Evidence impact: Increasing immunization rates by engaging community leaders
In Nigeria, as in much of the developing world, many children never receive their full set of recommended immunizations. Even among children who receive some vaccinations, not all return for subsequent doses or later shots. In 2019, only 57 percent of infants in Nigeria completed their three-shot course of the DTP (diphtheria, tetanus, pertussis) vaccine.
To address this issue in Kebbi state, Nigeria, health authorities are enlisting religious leaders, traditional authorities, and traditional birth attendants to encourage families to complete their children's vaccination cycles. A 3ie formative evaluation conducted in the state informed these moves.
That formative evaluation actually focused on a different technology – color-coded vaccine reminder ankle-bands for children – which did not work as anticipated and had a high failure rate.
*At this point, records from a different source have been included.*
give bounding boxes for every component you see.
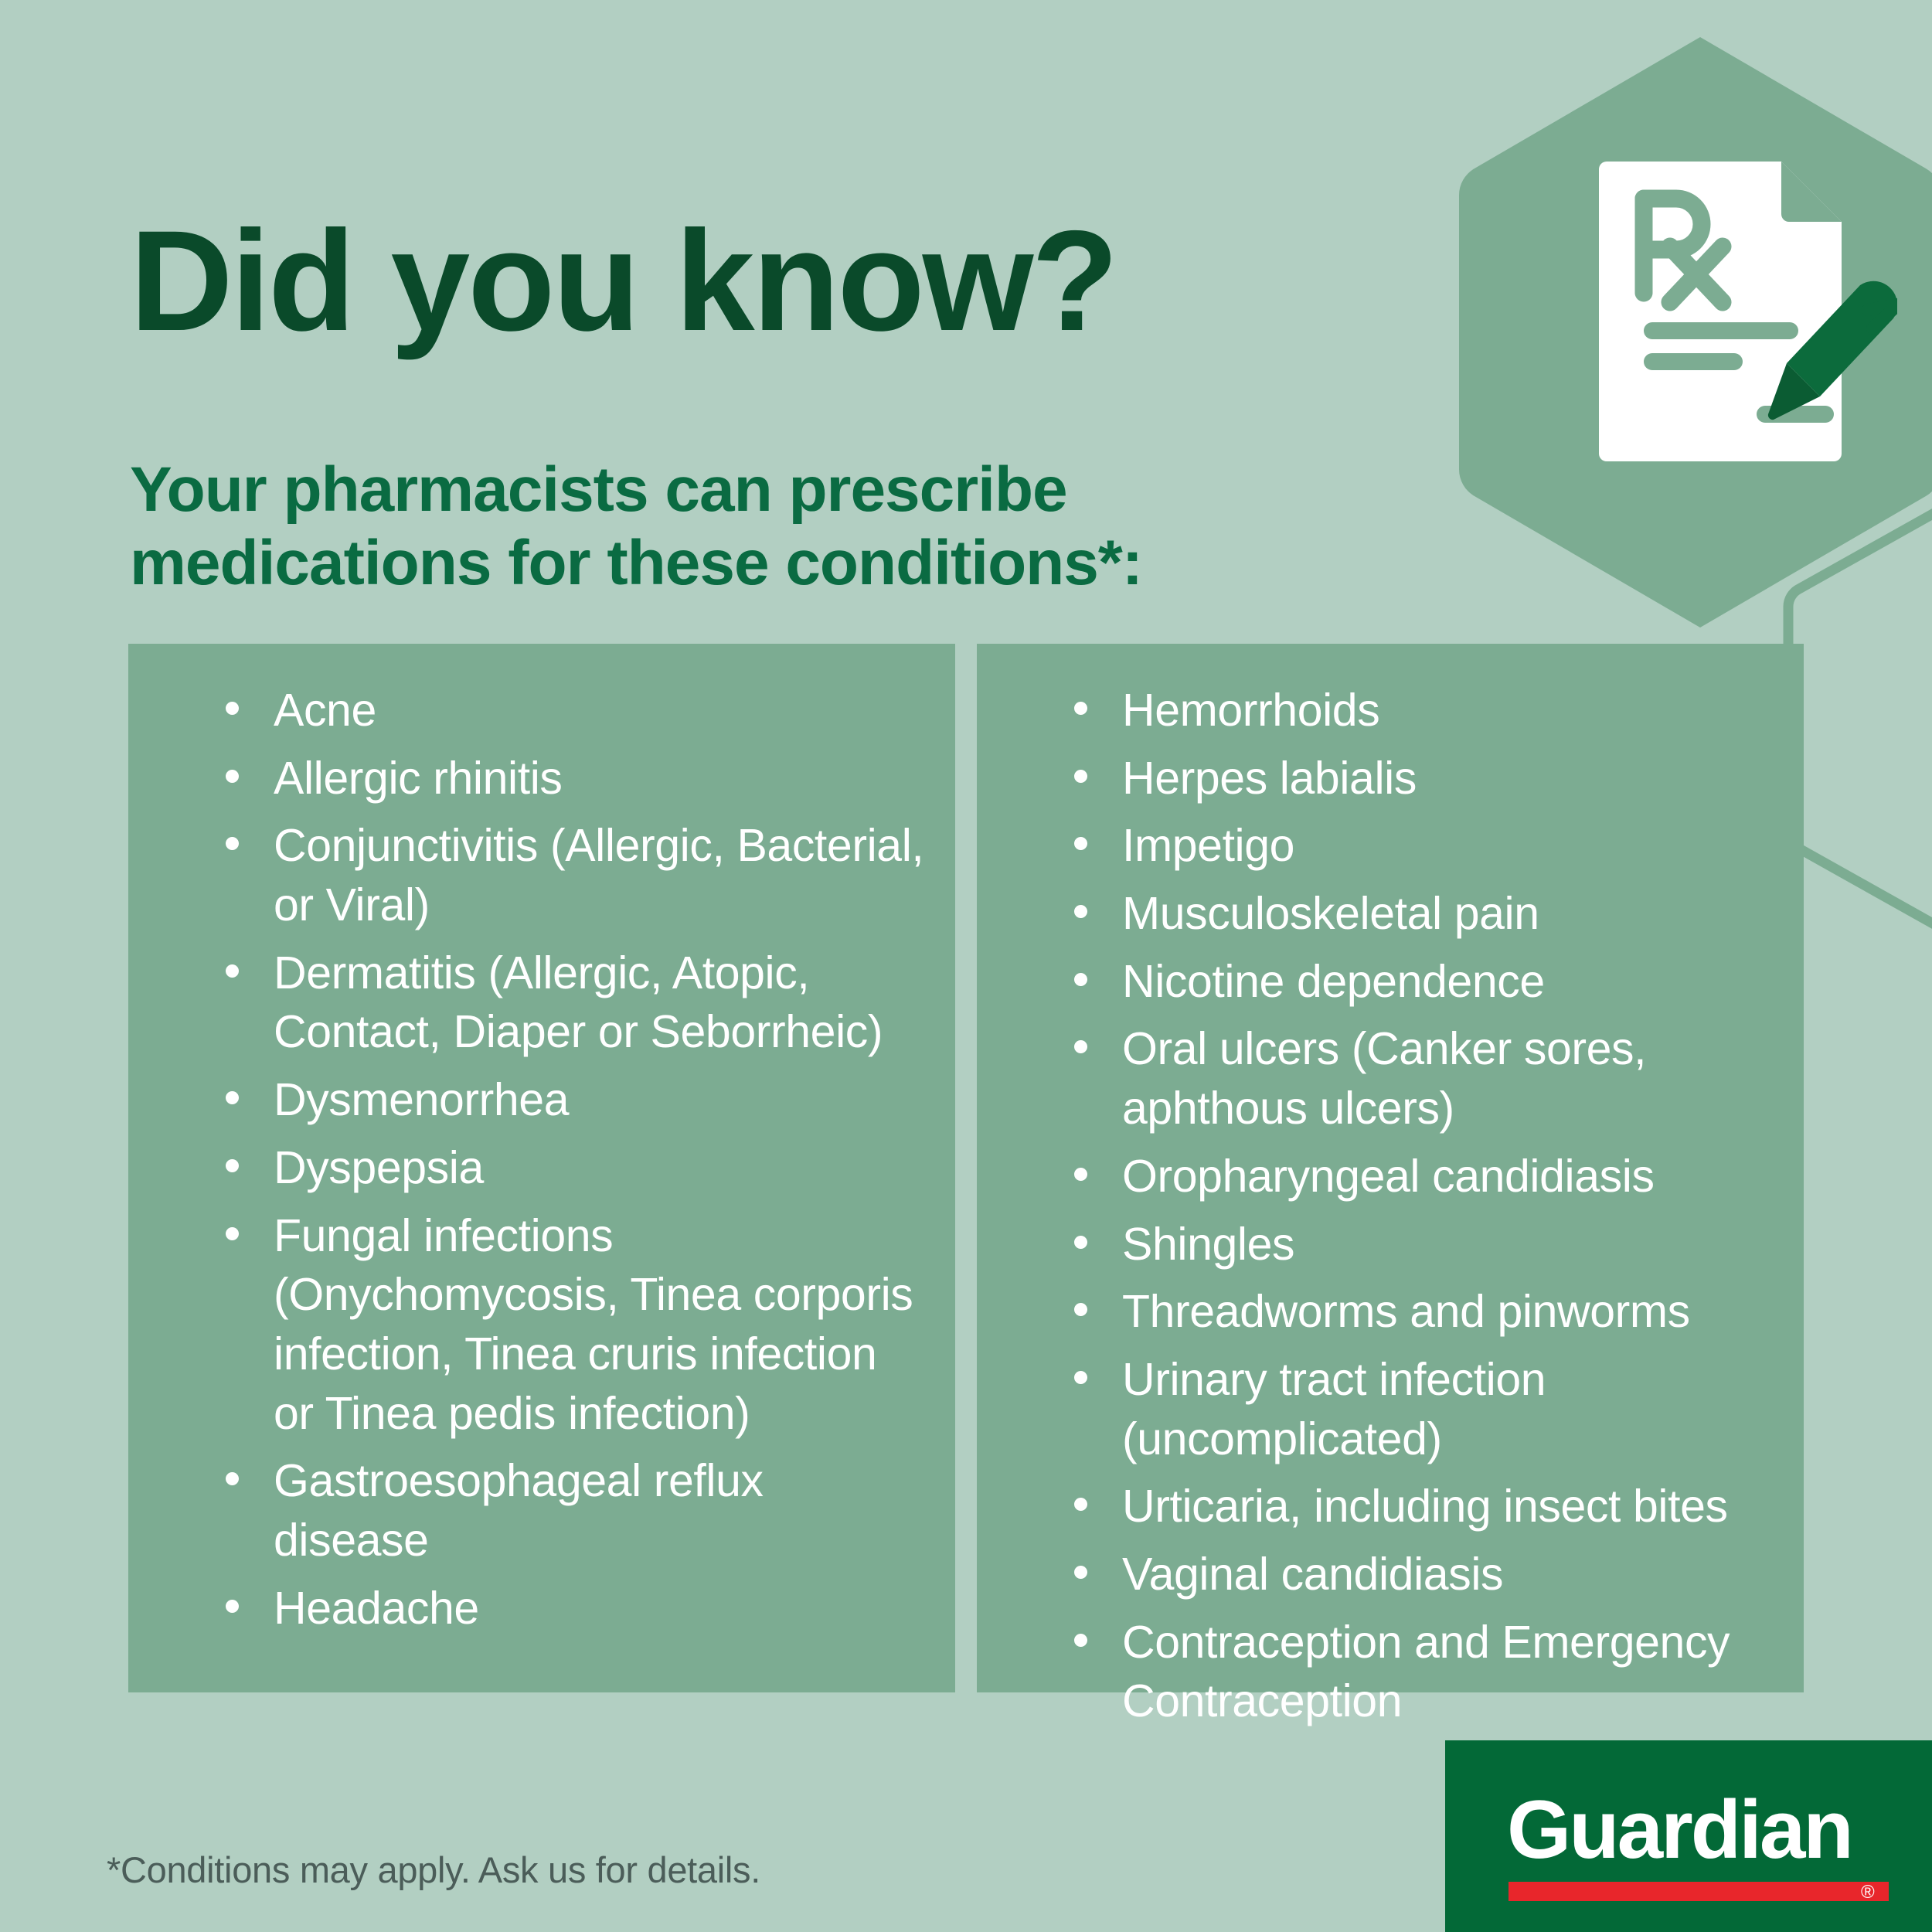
condition-item: Dysmenorrhea <box>159 1070 924 1130</box>
condition-label: Nicotine dependence <box>1122 956 1545 1007</box>
bullet-icon <box>1074 1566 1087 1579</box>
bullet-icon <box>1074 1634 1087 1647</box>
condition-item: Oral ulcers (Canker sores, aphthous ulce… <box>1008 1019 1773 1138</box>
conditions-list-left: AcneAllergic rhinitisConjunctivitis (All… <box>159 681 924 1638</box>
bullet-icon <box>226 702 239 715</box>
bullet-icon <box>226 1472 239 1485</box>
registered-trademark-mark: ® <box>1861 1883 1875 1902</box>
condition-item: Musculoskeletal pain <box>1008 884 1773 944</box>
page-title: Did you know? <box>130 210 1117 353</box>
condition-label: Urinary tract infection (uncomplicated) <box>1122 1354 1546 1464</box>
condition-label: Impetigo <box>1122 820 1294 871</box>
conditions-list-right: HemorrhoidsHerpes labialisImpetigoMuscul… <box>1008 681 1773 1731</box>
footnote: *Conditions may apply. Ask us for detail… <box>107 1849 760 1892</box>
bullet-icon <box>226 1600 239 1613</box>
page-subtitle: Your pharmacists can prescribe medicatio… <box>130 453 1142 600</box>
condition-item: Dyspepsia <box>159 1138 924 1198</box>
guardian-red-rule <box>1509 1882 1889 1901</box>
condition-item: Fungal infections (Onychomycosis, Tinea … <box>159 1206 924 1444</box>
condition-item: Acne <box>159 681 924 740</box>
condition-label: Headache <box>274 1583 479 1634</box>
condition-item: Urinary tract infection (uncomplicated) <box>1008 1350 1773 1468</box>
page-subtitle-line2: medications for these conditions*: <box>130 528 1142 598</box>
bullet-icon <box>1074 1498 1087 1511</box>
conditions-panel-left: AcneAllergic rhinitisConjunctivitis (All… <box>128 644 955 1692</box>
condition-label: Hemorrhoids <box>1122 685 1379 736</box>
condition-label: Gastroesophageal reflux disease <box>274 1455 764 1566</box>
condition-item: Hemorrhoids <box>1008 681 1773 740</box>
condition-item: Contraception and Emergency Contraceptio… <box>1008 1613 1773 1731</box>
condition-label: Urticaria, including insect bites <box>1122 1481 1728 1532</box>
condition-label: Acne <box>274 685 376 736</box>
bullet-icon <box>1074 702 1087 715</box>
bullet-icon <box>226 1227 239 1240</box>
bullet-icon <box>226 1159 239 1172</box>
bullet-icon <box>1074 1168 1087 1181</box>
condition-item: Conjunctivitis (Allergic, Bacterial, or … <box>159 816 924 934</box>
condition-item: Nicotine dependence <box>1008 952 1773 1012</box>
condition-label: Dysmenorrhea <box>274 1074 569 1125</box>
condition-label: Oral ulcers (Canker sores, aphthous ulce… <box>1122 1023 1646 1134</box>
condition-label: Threadworms and pinworms <box>1122 1286 1690 1337</box>
guardian-wordmark: Guardian <box>1507 1788 1852 1871</box>
conditions-panel-right: HemorrhoidsHerpes labialisImpetigoMuscul… <box>977 644 1804 1692</box>
bullet-icon <box>226 770 239 783</box>
condition-item: Allergic rhinitis <box>159 749 924 808</box>
condition-item: Impetigo <box>1008 816 1773 876</box>
bullet-icon <box>1074 1040 1087 1053</box>
condition-label: Musculoskeletal pain <box>1122 888 1539 939</box>
bullet-icon <box>1074 905 1087 918</box>
bullet-icon <box>226 1091 239 1104</box>
condition-item: Shingles <box>1008 1215 1773 1274</box>
bullet-icon <box>1074 1303 1087 1316</box>
condition-item: Gastroesophageal reflux disease <box>159 1451 924 1570</box>
bullet-icon <box>226 837 239 850</box>
bullet-icon <box>1074 1236 1087 1249</box>
condition-item: Urticaria, including insect bites <box>1008 1477 1773 1536</box>
condition-item: Vaginal candidiasis <box>1008 1545 1773 1604</box>
guardian-logo: Guardian ® <box>1445 1740 1932 1932</box>
bullet-icon <box>1074 837 1087 850</box>
condition-label: Conjunctivitis (Allergic, Bacterial, or … <box>274 820 923 930</box>
condition-label: Herpes labialis <box>1122 753 1417 804</box>
condition-item: Threadworms and pinworms <box>1008 1282 1773 1342</box>
condition-label: Contraception and Emergency Contraceptio… <box>1122 1617 1730 1727</box>
condition-item: Herpes labialis <box>1008 749 1773 808</box>
condition-label: Fungal infections (Onychomycosis, Tinea … <box>274 1210 913 1439</box>
condition-item: Oropharyngeal candidiasis <box>1008 1147 1773 1206</box>
condition-label: Shingles <box>1122 1219 1294 1270</box>
condition-label: Dyspepsia <box>274 1142 484 1193</box>
condition-label: Vaginal candidiasis <box>1122 1549 1503 1600</box>
condition-item: Dermatitis (Allergic, Atopic, Contact, D… <box>159 944 924 1062</box>
bullet-icon <box>1074 1371 1087 1384</box>
prescription-document-icon <box>1588 151 1897 475</box>
condition-label: Allergic rhinitis <box>274 753 563 804</box>
infographic-canvas: Did you know? Your pharmacists can presc… <box>0 0 1932 1932</box>
bullet-icon <box>226 964 239 978</box>
bullet-icon <box>1074 770 1087 783</box>
bullet-icon <box>1074 973 1087 986</box>
condition-label: Dermatitis (Allergic, Atopic, Contact, D… <box>274 947 883 1058</box>
page-subtitle-line1: Your pharmacists can prescribe <box>130 454 1067 525</box>
condition-label: Oropharyngeal candidiasis <box>1122 1151 1655 1202</box>
condition-item: Headache <box>159 1579 924 1638</box>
Among other factors, parental misperceptions about harms from using the bands due to the red color of the dye affected their acceptability.
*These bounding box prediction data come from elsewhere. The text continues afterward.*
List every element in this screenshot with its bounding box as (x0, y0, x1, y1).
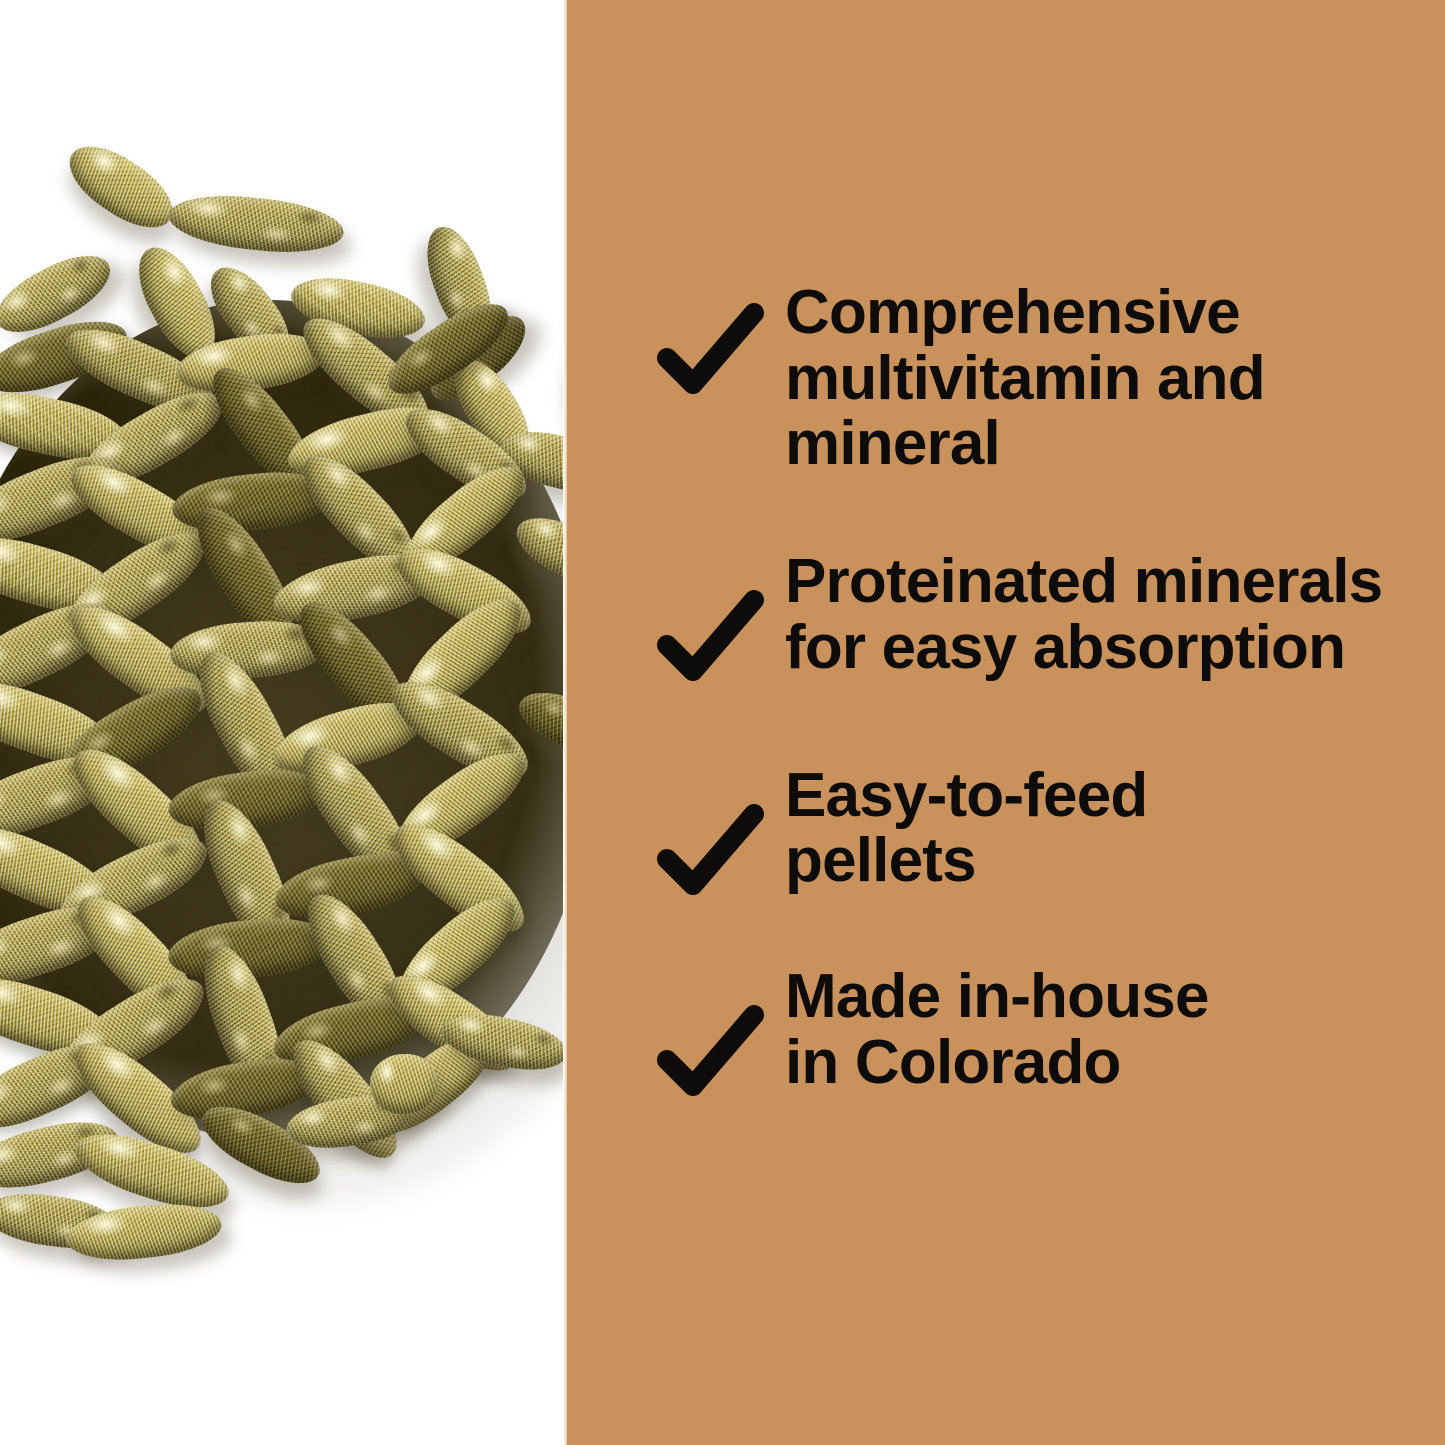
feature-panel: Comprehensive multivitamin and mineral P… (567, 0, 1445, 1445)
pellet (57, 132, 185, 243)
checkmark-icon (657, 581, 765, 689)
feature-bullet-text: Comprehensive multivitamin and mineral (785, 280, 1445, 477)
checkmark-icon (657, 795, 765, 903)
product-feature-graphic: Comprehensive multivitamin and mineral P… (0, 0, 1445, 1445)
panel-divider (563, 0, 567, 1445)
feature-bullet-text: Easy-to-feed pellets (785, 763, 1445, 894)
feature-bullet-2: Proteinated minerals for easy absorption (657, 549, 1445, 680)
feature-bullet-3: Easy-to-feed pellets (657, 763, 1445, 894)
feature-bullet-text: Proteinated minerals for easy absorption (785, 549, 1445, 680)
product-photo-panel (0, 0, 567, 1445)
feature-bullet-list: Comprehensive multivitamin and mineral P… (657, 280, 1445, 1095)
checkmark-icon (657, 996, 765, 1104)
checkmark-icon (657, 294, 765, 402)
feature-bullet-text: Made in-house in Colorado (785, 964, 1445, 1095)
feature-bullet-4: Made in-house in Colorado (657, 964, 1445, 1095)
pellet (166, 189, 346, 259)
feature-bullet-1: Comprehensive multivitamin and mineral (657, 280, 1445, 477)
However, the study did reveal a lot about the blockages preventing children from completing their immunization cycles in the state. It found that families knew about vaccines, had no cultural problems with them, and even intended to vaccinate their children. However, their motivation to follow through was low. As a result, only nine per cent of children in the study group had received their third dose of pentavalent vaccine, which protects against five diseases.
The study also showed that parents were responsive to encouragement from traditional and religious leaders, with their engagement increasing the acceptability of vaccination interventions.
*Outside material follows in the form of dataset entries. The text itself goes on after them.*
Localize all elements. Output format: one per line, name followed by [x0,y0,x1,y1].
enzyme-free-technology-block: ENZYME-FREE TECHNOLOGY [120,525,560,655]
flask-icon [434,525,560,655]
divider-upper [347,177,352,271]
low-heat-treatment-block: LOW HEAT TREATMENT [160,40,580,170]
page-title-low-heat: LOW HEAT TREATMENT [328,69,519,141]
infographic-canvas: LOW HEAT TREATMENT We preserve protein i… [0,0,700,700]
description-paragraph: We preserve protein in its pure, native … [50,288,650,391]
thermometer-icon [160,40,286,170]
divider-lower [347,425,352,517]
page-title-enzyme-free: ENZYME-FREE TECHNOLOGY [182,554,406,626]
Accordingly, Kebbi state health authorities updated their immunization plans to explicitly include outreach strategies via traditional village chiefs, traditional birth attendants, and religious leaders. They also established a Juma’at Mosque Committee to encourage religious leaders (mostly imams) to raise awareness about immunizations at weekly sermons.
This example shows the role that formative evaluations can play in evidence-informed decision-making. Formative evaluations do not measure the impact of an intervention. Rather, they can identify whether interventions are practical or socially acceptable in a given context, as well as illuminate local barriers that might prevent the achievement of development goals. In this case, that evidence allowed policymakers to refine their outreach strategies. Without a full impact evaluation, we cannot be sure of the new policy's effect. But until then, a formative evaluation has given officials a promising road to go down.
More details about this case are in the evidence impact summary here. And dozens more cases where evidence from evaluations and syntheses informed real-world decisions are detailed in this new section of our evidence hub.
Comments
Great work! Thank you. Our group worked with faith leaders during the West African Ebola Epidemic in 2012-2014. It is essential to work with and walk alongside faith leaders as those who have a high trust reserve in communities. Our publication describing that experience was "Social capital formation in the West African Ebola Pandemic: Tapping faith-community trust reserves is an essential tactical strategy in outbreak control." Public health leaders need to bring faith leaders into community health initiatives because they are those to whom people turn with health concerns. Furthermore, our study showed that faith leaders saw health as within their purview of service and desired more information and education in order to serve their faith communities. Thanks!